El comandante Blanco organizó las fuerzas de caballería. Era hombre
inteligente, buen militar, de valor sereno, sin petulancia alguna y sin
ambición.
Probablemente por esto no prosperó.
Desde el momento que llegaron los oficiales enviados desde Sevilla, yo
dejé la oficina y me incorporé definitivamente al escuadrón.
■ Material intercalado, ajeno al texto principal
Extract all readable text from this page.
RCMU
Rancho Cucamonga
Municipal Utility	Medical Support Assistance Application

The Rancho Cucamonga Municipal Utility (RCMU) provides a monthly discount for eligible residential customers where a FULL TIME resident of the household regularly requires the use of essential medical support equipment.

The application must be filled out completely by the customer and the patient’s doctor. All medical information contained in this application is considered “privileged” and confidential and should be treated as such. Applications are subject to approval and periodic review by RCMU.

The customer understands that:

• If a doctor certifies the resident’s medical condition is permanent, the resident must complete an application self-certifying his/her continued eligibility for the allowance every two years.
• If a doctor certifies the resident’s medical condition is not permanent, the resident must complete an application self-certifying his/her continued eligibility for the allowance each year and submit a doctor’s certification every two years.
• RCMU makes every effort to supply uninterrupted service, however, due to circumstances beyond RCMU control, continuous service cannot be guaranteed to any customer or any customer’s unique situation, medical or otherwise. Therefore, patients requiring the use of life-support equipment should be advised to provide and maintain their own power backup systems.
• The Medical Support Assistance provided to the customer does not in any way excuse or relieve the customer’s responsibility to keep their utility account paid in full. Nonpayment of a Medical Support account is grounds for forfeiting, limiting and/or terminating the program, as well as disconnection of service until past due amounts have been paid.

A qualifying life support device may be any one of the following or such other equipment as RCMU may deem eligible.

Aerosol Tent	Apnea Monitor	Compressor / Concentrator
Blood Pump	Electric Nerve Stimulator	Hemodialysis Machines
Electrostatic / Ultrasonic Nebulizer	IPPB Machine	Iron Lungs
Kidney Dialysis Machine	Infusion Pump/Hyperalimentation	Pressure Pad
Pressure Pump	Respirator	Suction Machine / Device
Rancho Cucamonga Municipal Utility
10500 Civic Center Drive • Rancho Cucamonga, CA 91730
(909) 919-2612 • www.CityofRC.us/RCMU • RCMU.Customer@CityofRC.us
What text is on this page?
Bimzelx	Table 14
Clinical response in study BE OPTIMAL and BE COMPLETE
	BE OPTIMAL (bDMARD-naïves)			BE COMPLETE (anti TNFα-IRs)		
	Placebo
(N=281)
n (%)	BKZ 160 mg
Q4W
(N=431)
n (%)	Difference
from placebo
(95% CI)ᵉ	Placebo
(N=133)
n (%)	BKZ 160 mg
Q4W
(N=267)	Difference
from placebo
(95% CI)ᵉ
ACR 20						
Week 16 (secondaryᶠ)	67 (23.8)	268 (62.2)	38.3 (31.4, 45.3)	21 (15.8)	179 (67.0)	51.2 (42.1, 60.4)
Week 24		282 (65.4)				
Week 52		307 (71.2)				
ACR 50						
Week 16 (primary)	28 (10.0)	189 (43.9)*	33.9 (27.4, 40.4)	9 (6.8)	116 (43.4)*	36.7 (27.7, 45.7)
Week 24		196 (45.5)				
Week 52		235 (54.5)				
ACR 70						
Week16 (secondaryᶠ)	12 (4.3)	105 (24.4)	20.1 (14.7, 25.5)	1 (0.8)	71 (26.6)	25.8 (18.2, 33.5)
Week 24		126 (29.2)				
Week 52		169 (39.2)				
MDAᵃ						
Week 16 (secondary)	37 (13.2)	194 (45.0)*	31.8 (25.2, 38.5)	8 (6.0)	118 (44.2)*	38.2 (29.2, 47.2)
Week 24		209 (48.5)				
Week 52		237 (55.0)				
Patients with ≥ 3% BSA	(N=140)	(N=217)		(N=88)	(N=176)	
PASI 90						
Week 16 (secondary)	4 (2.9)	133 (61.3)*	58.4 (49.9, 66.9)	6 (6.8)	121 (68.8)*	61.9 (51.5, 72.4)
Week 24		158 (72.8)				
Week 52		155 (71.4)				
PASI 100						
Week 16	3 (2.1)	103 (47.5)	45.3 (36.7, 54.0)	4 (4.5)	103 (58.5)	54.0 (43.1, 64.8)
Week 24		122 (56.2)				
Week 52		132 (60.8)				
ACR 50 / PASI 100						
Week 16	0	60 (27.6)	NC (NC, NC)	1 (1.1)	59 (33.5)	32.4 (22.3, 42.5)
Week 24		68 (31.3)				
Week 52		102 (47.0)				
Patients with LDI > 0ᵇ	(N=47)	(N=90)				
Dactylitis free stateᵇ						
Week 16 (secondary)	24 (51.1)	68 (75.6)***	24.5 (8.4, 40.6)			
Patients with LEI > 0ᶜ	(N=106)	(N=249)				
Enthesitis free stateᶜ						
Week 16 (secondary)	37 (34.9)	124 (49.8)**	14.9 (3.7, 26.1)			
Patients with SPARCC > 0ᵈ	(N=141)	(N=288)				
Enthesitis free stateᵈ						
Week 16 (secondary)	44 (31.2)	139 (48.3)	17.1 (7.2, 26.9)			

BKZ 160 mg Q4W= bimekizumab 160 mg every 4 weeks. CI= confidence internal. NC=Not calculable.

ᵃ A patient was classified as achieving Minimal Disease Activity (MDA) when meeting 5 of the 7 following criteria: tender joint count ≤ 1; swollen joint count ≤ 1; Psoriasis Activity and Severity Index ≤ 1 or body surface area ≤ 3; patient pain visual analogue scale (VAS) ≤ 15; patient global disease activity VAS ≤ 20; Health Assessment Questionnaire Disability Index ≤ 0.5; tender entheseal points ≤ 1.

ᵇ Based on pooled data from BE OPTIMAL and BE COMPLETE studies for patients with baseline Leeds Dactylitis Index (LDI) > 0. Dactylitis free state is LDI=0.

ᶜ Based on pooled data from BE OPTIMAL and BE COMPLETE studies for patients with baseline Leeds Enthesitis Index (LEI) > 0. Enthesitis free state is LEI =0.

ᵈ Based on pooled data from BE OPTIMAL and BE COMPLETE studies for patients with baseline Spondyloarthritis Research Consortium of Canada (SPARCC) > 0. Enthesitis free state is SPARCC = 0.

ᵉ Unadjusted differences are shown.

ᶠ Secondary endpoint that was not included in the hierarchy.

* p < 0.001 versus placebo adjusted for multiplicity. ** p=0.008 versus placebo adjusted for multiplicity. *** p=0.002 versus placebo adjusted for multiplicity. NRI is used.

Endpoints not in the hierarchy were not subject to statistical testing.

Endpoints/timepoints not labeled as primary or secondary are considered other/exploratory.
Merino no quería tener mezclados los guerrilleros antiguos y los
modernos, por el temor de las rivalidades y peleas, y como tampoco
quería disgustar á los antiguos de su partida, formó tres escuadrones,
dos de guerrilleros viejos y uno de los nuevos. Los dos de los viejos
los mandaban el Jabalí de Arauzo, y Juan el Brigante, que gozaban de
cierta independencia; el moderno, más disciplinado y militar, tenía al
frente al comandante Blanco.
Al mismo tiempo se comenzó á organizar un batallón de infantería á las
órdenes del comandante Angulo.
A pesar de estas separaciones, estallaron las rivalidades. Todos
aquellos guerrilleros antiguos eran hombres montaraces, sin
instrucción; casi ninguno sabía leer y escribir.
Feroces, fanáticos, hubieran formado igualmente una partida de bandidos.
Estaban seguros de que si los franceses llegaban á cogerlos les
tratarían, no como á soldados, sino como á salteadores. Su única idea
era pelear, robar y matar.
Veían claramente los guerrilleros viejos que ellos habían tenido que
resistir la parte más dura y peligrosa de la campaña, y que cuando
la resistencia se iba organizando y llegaba el dinero, venían unos
señoritos á quedarse con los galones y las estrellas; y pensando en
esto les llevaban los demonios.
Para evitar las riñas nos mantenían separados. Yo, como he dicho, fuí á
parar al escuadrón del Brigante.

JUAN BUSTOS, EL VENTERO
La historia del escuadrón se condensaba en la historia de su jefe, Juan
Bustos. Juan había tenido, hasta echarse al monte, un ventorrillo en la
calzada que va de Salas de los Infantes á Huerta del Rey.
Al llegar la invasión francesa, Juan Bustos comenzó á discutir y á
disputar con los soldados imperiales que pasaban por su venta acerca de
la cuestión candente de quién era el verdadero rey de España.